I. Introduction
- AWS DataSync is an online data transfer service that simplifies, automates, and accelerates copying large amounts of data to and from AWS storage services over the internet or AWS Direct Connect.
- Can copy between NFS, SMB, S3, EFS and FSx for Windows.
- Allows you to copy millions of files without having to build custom solutions or licenses.
- You can schedule copy jobs and pass filters to only include the desired files.
- Replication tasks can be scheduled hourly, daily, weekly.
- Need to install DataSync agent (an EC2 instance running DataSync Agent AMI) on-premise to initiate the transfer.
- Performs integrity checks to make sure the the data is copied correctly to the destination.
- You can see the status of the data being copied using CloudWatch metrics.
- Preserves directory structure when copying data.
- Can use either Direct Connect OR private VPC endpoint (PrivateLink) OR regular internet.
- When using VPC endpoint to transfer, data does not traverse public internet.
- To use VPC endpoints with AWS DataSync, you create an AWS PrivateLink interface VPC endpoint for the DataSync service in your chosen VPC, and then choose this endpoint elastic network interface (ENI) when creating your DataSync agent.
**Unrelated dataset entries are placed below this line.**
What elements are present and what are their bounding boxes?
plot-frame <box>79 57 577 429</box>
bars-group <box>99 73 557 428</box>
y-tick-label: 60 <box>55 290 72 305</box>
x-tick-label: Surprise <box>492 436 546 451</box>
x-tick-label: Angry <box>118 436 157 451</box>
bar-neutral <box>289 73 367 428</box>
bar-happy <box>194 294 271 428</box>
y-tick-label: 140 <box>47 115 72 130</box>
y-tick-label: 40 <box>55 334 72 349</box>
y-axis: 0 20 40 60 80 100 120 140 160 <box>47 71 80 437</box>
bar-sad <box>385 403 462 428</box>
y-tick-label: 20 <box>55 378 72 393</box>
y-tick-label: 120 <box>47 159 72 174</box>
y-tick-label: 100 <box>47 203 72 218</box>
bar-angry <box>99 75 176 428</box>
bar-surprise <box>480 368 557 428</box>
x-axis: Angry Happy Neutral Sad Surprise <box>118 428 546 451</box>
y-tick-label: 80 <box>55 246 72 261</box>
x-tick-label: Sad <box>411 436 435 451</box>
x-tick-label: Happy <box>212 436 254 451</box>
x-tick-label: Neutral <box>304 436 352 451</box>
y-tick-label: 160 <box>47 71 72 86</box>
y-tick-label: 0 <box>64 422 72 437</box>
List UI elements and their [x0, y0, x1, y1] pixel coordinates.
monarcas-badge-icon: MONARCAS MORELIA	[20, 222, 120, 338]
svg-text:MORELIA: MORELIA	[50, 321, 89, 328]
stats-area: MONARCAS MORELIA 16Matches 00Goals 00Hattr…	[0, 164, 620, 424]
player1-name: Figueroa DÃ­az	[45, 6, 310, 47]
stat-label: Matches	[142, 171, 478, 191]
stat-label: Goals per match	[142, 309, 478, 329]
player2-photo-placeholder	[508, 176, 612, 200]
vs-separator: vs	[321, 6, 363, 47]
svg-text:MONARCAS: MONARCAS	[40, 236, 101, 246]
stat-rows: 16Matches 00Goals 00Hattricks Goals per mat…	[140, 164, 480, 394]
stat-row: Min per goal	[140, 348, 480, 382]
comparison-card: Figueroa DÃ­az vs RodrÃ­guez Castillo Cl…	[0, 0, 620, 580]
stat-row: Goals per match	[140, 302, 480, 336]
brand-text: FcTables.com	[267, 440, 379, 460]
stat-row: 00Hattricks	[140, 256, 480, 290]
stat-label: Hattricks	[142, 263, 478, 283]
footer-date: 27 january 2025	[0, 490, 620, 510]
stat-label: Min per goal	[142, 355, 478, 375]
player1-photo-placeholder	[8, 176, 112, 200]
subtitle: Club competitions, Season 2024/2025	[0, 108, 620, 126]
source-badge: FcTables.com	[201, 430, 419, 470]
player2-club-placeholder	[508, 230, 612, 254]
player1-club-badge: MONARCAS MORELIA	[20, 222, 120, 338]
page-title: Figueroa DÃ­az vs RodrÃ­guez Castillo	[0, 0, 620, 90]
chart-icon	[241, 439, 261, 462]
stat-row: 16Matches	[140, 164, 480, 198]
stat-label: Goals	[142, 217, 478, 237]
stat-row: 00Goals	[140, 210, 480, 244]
Your agent will connect to this ENI to activate, and subsequently all data transferred by the agent will remain within your configured VPC.
- If a task is interrupted, the agent restarts and resumes from previous location.
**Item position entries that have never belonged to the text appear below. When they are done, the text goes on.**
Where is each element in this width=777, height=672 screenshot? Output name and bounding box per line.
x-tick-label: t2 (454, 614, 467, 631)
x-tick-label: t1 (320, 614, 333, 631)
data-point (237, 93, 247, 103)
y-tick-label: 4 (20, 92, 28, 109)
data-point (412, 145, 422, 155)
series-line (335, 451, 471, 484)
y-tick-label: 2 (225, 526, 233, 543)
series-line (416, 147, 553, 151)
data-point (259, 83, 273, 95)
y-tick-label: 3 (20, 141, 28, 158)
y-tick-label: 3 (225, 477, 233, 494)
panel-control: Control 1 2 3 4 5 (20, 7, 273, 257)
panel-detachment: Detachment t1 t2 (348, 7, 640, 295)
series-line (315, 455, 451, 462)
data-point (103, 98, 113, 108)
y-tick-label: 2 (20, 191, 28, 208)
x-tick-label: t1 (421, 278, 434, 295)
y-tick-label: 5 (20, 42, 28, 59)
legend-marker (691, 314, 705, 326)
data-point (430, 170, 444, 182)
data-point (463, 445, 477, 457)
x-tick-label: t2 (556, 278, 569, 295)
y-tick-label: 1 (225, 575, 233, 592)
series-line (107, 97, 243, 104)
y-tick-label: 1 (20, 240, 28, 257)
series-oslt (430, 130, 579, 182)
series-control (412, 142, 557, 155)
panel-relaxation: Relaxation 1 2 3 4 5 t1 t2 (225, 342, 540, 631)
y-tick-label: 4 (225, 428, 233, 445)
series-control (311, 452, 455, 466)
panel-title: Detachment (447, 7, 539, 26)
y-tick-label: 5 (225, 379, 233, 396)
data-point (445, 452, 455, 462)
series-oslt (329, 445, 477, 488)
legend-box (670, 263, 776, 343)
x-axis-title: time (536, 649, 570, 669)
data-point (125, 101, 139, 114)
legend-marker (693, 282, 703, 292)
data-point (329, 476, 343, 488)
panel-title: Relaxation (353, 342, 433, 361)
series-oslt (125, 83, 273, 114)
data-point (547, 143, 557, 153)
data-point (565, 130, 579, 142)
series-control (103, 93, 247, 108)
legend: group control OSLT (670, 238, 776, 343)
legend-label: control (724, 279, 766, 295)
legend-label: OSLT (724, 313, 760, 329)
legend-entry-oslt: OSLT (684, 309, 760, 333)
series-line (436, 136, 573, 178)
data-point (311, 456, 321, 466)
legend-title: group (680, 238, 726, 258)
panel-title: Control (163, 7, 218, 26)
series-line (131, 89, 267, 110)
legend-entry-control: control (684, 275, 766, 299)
- AWS DataSync assumes an IAM role that you provide. The policy you attach to the role determines which actions the role can perform.
- A single DataSync agent is capable of fully-utilizing a 10 Gbps network link.
- All data transferred between the source and destination is encrypted via Transport Layer Security (TLS), which replaced Secure Sockets Layer (SSL). Data is never persisted in AWS DataSync itself.
- It is PCI compliant and HIPAA eligible.
- NOT suited for bandwidth-constrained customers (use snowball or snowcone).
- You are only charged for the data you move.